O projecto vai apetrechar a Fordesi e o mercado da logística de um framework IoT suportado por tecnologias abertas promovendo um novo paradigma de gestão de informação, não só entre dispositivos, mas também entre stakeholders, especialmente relevante em cadeias complexas onde existem várias entidades e dispositivos a trocar grandes volumes de transacções e eventos.

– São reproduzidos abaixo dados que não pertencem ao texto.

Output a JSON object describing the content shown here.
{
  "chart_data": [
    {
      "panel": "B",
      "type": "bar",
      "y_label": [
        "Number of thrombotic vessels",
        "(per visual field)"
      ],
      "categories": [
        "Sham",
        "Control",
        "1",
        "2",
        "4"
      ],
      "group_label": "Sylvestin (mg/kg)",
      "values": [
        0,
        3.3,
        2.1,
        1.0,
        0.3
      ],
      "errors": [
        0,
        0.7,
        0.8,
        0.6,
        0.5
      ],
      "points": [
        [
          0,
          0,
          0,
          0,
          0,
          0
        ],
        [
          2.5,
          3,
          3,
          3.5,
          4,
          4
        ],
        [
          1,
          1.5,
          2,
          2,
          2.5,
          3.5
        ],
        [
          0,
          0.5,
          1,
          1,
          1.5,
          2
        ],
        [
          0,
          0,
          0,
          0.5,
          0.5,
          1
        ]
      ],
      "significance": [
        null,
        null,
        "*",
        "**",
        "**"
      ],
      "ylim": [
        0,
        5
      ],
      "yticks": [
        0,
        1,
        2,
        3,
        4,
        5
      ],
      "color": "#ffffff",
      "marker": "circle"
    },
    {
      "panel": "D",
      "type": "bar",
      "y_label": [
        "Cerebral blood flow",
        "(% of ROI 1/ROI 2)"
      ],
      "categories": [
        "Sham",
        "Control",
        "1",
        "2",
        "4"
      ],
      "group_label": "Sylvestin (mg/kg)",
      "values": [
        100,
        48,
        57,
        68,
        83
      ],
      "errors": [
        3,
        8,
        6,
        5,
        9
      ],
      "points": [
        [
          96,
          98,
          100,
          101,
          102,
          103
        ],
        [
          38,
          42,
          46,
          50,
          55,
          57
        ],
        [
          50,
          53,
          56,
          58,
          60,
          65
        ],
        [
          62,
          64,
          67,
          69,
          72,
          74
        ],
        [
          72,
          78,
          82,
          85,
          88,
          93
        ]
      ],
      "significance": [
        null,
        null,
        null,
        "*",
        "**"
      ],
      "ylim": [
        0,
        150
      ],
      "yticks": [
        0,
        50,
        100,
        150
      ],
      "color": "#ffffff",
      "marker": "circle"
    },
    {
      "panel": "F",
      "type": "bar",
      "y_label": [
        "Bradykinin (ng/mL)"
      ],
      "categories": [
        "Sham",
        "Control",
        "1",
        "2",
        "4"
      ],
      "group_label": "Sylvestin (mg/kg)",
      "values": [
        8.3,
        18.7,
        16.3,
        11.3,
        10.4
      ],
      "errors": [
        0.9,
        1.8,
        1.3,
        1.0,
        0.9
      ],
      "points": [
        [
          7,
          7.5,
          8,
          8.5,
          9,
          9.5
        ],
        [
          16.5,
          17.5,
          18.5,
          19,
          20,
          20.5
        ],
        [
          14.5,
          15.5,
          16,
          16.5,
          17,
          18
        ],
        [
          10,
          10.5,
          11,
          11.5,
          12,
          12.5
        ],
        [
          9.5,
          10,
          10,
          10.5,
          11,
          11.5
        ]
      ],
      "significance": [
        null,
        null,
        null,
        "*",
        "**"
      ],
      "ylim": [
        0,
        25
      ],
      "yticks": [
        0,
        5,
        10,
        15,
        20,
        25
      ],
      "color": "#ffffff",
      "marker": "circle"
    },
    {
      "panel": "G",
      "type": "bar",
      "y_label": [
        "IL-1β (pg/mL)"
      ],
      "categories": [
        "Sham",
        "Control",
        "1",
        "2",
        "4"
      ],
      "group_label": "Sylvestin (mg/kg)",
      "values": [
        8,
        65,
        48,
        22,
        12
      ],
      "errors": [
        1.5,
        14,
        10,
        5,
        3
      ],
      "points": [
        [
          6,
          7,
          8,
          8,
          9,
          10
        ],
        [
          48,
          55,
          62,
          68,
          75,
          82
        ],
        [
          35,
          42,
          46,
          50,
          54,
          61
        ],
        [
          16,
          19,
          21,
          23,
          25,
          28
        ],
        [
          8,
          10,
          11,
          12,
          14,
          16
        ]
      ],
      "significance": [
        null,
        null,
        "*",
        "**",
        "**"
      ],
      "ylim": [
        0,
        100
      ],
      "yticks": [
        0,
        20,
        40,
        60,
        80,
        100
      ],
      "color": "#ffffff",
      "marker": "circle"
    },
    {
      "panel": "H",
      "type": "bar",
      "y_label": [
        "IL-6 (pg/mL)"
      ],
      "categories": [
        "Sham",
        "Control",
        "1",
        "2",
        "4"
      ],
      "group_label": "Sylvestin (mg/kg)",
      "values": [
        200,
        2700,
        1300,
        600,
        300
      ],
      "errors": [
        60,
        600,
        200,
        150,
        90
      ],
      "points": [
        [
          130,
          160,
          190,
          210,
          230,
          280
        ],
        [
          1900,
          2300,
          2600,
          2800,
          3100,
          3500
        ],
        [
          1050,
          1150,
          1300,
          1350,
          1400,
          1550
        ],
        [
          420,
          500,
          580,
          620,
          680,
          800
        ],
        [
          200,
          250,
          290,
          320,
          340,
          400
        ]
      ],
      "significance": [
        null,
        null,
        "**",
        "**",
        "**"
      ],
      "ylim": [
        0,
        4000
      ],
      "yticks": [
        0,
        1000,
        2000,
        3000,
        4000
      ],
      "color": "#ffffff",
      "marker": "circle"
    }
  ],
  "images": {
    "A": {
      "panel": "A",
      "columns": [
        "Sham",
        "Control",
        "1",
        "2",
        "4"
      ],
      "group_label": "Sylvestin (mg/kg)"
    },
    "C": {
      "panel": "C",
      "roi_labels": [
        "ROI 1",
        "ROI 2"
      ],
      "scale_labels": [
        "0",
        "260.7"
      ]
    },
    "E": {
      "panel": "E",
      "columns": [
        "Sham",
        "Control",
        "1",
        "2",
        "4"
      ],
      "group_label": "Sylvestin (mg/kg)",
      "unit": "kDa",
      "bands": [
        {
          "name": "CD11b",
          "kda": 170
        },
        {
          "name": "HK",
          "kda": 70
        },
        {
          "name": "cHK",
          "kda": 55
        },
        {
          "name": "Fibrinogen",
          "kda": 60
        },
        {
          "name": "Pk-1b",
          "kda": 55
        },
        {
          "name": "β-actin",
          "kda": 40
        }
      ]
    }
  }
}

Framework permitirá optimizar o transporte de cargas, a gestão de tráfego e os sistemas de gestão de armazenagem

«A operacionalização do Ecossistemas de IoT proporciona benefícios e poupanças em larga escala.». «Implementar um Ecossistema IoT e disponibiliza-lo sobre serviços Cloud, abre portas a uma nova forma de olhar para um conjunto de desafios do sector, especialmente relevante em cadeias complexas.», apontou ainda José Tavares.
Em termos práticos, o framework vai permitir optimizar o transporte de cargas, a gestão de tráfego e os sistemas de de gestão de armazenagem.

No que diz respeito ao transporte de cargas, explica a Fordesi que, através do recurso a sensores telemáticos, abre-se a possibilidade de «recolha e a monitorização de informação operacional crítica, associada a factos que, em situação de falha, provocam impactos muito significativos e de elevado custo», como as condições de acondicionamento, a temperatura ou a humidade.

No que concerne à gestão de tráfego e portarias non-stop, é feita uma «gestão inteligente de fluxos de tráfego integrada» e aposta-se na «implementação de portarias inteligentes non-stop por via da interoperabilidade externa com dispositivos moveis (self-chekin, lista de fretes)», na desmaterialização de autorizações e identificação veículos e motoristas suportadas por tecnologias contactless seguras».

Nos sistemas de gestão de armazenagem, através da utilização de sensores wireless que captam «informação específica (localização, posição, pesos, ocupação temperaturas, bloqueios, entre outros) que, após processamento automático, reportam informação de monitorização, controlo e suporte à decisão altamente fiável, de forma rápida e a baixo custo, na mesma medida em que contribui para o aumento da eficiência operacional».